The Barrack trial, on the other hand, is, to put it bluntly, boring. It is essentially a trial about two Americans (Barrack and his young aide, Matthew Grimes) allegedly acting as agents for a foreign, Arab state. I can imagine how captivated the jury (and me, reading the court transcripts each night) would be if, for example, witnesses described car chases in the desert, men hiding behind bushes in lavish palace gardens, someone perhaps disguised in robes… I’m making this all up, of course. But you get the point. What’s needed to make all this seem meaningful is a tangible scene.
Instead, the closest we’ve gotten to any real drama, as far as I can see, is a couple of Emiratis being thrown into complete pandemonium when invited to Barrack’s New York home during the Trump transition for a party with a then-glittering power list of people such as Trump and Melania, Ivanka and Jared, Steve Mnuchin, Steve Wynn, David Geffen, the late Sheldon Adelson, and the actor Rob Lowe. The issue that causes the panic is that the dress code is black tie. “What is a tuxedo?” one of the men asks in a text message exchange read aloud for the jury. It is followed by messages about how you can rent them or else drop a small fortune to buy one at Canali.
As I read this in the court transcript, I thought: Is this the kind of government investigation that merits dropping millions of our tax dollars? On conversations about how to rent or buy a tux? And also: You can see why MBZ, a highly sophisticated intellectual, might find this sort of thing humiliating and offensive.
Meanwhile, the trial is dragging on and on. There was concern expressed last week at a sidebar with the judge that, if it doesn’t start to gather steam, the jury will “revolt”—and honestly, who could blame them? The Tillerson testimony was a head-scratcher, as I’ve already written. Why would you call a former secretary of state who can barely remember the guy on trial and who claims he has absolutely no knowledge of the issues that man is on trial for?
We shall see.

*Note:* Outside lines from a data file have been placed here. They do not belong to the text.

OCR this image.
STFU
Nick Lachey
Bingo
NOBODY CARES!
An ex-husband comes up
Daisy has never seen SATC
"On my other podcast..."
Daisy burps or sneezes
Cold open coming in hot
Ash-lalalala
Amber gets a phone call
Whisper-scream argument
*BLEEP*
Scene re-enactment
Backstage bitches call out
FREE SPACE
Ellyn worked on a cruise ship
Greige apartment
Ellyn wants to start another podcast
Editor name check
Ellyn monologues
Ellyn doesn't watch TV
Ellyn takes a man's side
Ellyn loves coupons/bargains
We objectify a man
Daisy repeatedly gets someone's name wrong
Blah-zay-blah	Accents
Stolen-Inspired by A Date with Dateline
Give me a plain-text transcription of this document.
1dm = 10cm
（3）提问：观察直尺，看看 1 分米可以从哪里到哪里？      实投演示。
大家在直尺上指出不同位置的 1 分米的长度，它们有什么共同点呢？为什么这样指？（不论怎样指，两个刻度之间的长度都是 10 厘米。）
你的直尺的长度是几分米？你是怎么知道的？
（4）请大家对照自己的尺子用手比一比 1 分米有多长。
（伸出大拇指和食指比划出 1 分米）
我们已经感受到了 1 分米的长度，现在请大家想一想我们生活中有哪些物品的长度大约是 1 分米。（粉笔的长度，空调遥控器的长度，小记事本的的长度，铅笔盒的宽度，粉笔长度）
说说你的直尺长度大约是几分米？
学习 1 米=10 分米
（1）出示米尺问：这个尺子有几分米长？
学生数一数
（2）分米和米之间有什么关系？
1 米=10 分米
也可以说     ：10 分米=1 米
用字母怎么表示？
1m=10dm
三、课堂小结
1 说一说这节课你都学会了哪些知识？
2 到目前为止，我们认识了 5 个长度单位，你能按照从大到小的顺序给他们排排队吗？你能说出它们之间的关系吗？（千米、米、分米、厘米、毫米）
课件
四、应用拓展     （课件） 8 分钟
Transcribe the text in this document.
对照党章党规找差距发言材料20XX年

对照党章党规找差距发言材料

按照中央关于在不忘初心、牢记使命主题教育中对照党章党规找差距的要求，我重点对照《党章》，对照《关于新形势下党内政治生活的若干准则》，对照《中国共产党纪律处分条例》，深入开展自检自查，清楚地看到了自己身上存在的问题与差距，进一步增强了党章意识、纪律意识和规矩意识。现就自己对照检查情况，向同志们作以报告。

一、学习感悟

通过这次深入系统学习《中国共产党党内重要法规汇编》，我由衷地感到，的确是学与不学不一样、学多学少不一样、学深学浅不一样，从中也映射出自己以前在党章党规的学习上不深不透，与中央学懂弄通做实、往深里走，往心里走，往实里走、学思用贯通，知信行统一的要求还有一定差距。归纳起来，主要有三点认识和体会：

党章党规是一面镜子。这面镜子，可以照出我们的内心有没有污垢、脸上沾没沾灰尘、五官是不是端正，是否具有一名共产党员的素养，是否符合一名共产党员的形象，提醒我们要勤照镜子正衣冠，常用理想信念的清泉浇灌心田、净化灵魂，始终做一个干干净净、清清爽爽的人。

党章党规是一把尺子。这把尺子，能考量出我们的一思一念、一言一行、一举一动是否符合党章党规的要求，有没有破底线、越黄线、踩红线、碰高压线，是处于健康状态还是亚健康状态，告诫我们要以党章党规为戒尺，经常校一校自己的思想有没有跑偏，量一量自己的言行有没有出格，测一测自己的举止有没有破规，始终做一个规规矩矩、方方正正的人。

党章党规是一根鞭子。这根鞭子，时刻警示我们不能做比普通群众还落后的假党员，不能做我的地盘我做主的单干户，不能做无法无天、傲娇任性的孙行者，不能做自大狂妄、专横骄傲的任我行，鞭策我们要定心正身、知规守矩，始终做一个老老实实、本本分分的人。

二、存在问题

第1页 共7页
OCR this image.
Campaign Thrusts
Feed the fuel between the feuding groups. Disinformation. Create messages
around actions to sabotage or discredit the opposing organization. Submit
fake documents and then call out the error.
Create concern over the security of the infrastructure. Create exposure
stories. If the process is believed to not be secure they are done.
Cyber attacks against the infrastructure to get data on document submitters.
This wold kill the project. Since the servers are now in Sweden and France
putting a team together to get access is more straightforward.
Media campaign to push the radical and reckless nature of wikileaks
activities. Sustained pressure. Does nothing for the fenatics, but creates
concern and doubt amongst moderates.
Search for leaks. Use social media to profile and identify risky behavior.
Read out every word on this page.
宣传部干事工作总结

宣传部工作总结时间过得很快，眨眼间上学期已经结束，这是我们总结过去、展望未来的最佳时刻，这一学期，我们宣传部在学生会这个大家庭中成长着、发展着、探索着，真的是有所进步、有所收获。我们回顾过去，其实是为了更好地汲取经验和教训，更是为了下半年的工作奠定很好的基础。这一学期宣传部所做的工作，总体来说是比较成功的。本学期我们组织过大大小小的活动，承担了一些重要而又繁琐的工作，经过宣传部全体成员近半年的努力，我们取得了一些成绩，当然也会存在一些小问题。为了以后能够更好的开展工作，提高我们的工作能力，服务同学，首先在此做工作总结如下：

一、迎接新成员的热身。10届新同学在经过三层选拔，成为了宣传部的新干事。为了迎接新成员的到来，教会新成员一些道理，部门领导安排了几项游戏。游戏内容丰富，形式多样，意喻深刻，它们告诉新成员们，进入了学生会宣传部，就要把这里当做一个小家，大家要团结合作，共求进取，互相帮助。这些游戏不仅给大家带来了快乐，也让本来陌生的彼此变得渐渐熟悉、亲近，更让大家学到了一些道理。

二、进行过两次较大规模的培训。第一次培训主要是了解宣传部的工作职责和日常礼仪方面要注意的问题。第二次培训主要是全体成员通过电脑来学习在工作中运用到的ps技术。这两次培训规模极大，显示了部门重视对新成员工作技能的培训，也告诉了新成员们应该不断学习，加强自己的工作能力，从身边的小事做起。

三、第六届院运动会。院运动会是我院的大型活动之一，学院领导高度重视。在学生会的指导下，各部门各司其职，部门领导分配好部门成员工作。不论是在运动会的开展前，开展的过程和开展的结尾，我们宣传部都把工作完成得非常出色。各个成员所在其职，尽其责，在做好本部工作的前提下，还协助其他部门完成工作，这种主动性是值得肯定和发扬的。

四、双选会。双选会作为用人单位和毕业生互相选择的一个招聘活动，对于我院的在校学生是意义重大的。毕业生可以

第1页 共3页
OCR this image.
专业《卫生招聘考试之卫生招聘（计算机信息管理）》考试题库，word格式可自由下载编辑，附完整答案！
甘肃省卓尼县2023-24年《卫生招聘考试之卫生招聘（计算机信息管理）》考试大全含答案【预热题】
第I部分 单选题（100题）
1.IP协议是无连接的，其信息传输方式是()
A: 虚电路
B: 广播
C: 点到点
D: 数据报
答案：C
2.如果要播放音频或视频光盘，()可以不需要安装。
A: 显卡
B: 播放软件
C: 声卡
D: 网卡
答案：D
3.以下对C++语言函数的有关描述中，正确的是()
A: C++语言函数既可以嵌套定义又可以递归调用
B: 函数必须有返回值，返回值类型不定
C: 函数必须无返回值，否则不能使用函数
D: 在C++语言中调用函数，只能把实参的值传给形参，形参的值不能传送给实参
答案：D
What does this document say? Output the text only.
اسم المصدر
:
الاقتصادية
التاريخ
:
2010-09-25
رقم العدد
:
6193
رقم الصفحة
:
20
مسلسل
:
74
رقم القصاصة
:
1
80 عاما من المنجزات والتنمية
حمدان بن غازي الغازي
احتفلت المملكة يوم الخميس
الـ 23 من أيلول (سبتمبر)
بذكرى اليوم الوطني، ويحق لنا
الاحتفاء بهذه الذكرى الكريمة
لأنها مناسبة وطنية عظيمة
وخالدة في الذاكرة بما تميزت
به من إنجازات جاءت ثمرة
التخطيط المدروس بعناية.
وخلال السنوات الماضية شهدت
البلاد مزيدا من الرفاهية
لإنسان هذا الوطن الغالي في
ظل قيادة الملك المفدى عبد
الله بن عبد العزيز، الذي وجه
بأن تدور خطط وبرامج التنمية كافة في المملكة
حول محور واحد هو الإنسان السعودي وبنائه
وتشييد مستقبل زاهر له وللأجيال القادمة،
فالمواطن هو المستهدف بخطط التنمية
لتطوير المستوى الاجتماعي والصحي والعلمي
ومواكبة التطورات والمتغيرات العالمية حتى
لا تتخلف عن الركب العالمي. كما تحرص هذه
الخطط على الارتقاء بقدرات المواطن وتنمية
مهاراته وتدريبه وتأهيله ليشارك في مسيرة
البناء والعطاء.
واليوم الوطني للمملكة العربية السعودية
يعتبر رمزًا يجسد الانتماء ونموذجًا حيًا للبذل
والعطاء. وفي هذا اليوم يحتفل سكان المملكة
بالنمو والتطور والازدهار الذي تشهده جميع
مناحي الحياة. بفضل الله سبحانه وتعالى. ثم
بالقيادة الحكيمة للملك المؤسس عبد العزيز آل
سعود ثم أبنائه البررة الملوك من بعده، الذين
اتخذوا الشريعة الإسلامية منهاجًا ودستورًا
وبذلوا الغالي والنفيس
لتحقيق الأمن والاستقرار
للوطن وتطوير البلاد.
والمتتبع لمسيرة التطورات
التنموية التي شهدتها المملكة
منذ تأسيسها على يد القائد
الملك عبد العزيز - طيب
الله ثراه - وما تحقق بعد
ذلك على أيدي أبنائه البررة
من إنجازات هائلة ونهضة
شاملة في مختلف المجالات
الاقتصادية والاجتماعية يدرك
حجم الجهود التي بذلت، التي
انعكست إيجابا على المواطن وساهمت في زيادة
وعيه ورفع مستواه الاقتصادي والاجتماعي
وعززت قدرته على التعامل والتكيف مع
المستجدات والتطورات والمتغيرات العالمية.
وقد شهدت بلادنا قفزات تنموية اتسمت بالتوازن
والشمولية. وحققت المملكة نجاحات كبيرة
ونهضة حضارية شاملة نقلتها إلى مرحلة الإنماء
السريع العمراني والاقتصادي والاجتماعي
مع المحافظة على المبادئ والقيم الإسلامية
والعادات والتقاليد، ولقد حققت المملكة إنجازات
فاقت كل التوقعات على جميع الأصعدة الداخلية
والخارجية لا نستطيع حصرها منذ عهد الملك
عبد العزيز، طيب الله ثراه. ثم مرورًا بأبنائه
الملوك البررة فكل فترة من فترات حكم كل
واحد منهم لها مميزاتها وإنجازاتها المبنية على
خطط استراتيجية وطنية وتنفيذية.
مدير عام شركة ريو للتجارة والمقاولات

I learned in the Maxwell trial that you never want to write off government prosecutors before you’ve seen the whole jigsaw puzzle put together.
But there are lot of career diplomats and former senior Trump officials I’ve spoken to who are also deeply puzzled by what’s going on. Remember: The government didn’t choose accuse Barrack of simply breaking FARA laws. Those are about people who represent foreign interests and don’t disclose it. They’ve gone and step further and accused him of something harder to prove—something known by national security officials as “espionage lite”—namely acting as foreign agents without notifying the Justice Department, a breach of what’s called Section 951. The standard for that, as the lawyers discussed in a sidebar yesterday, is that the government has to prove Barrack et al were under the “direction or control” of the Emiratis.
It's a very high bar.
There’s a lot more at stake here than the fates of Tom Barrack and his Starbucks-buying aide, Matthew Grimes.
If the government prosecutors lose this, it will not just look very bad for them. There are geopolitical repercussions it may be hard to fix. And there may be a meaningful price to pay by the Democrats in Washington, DC.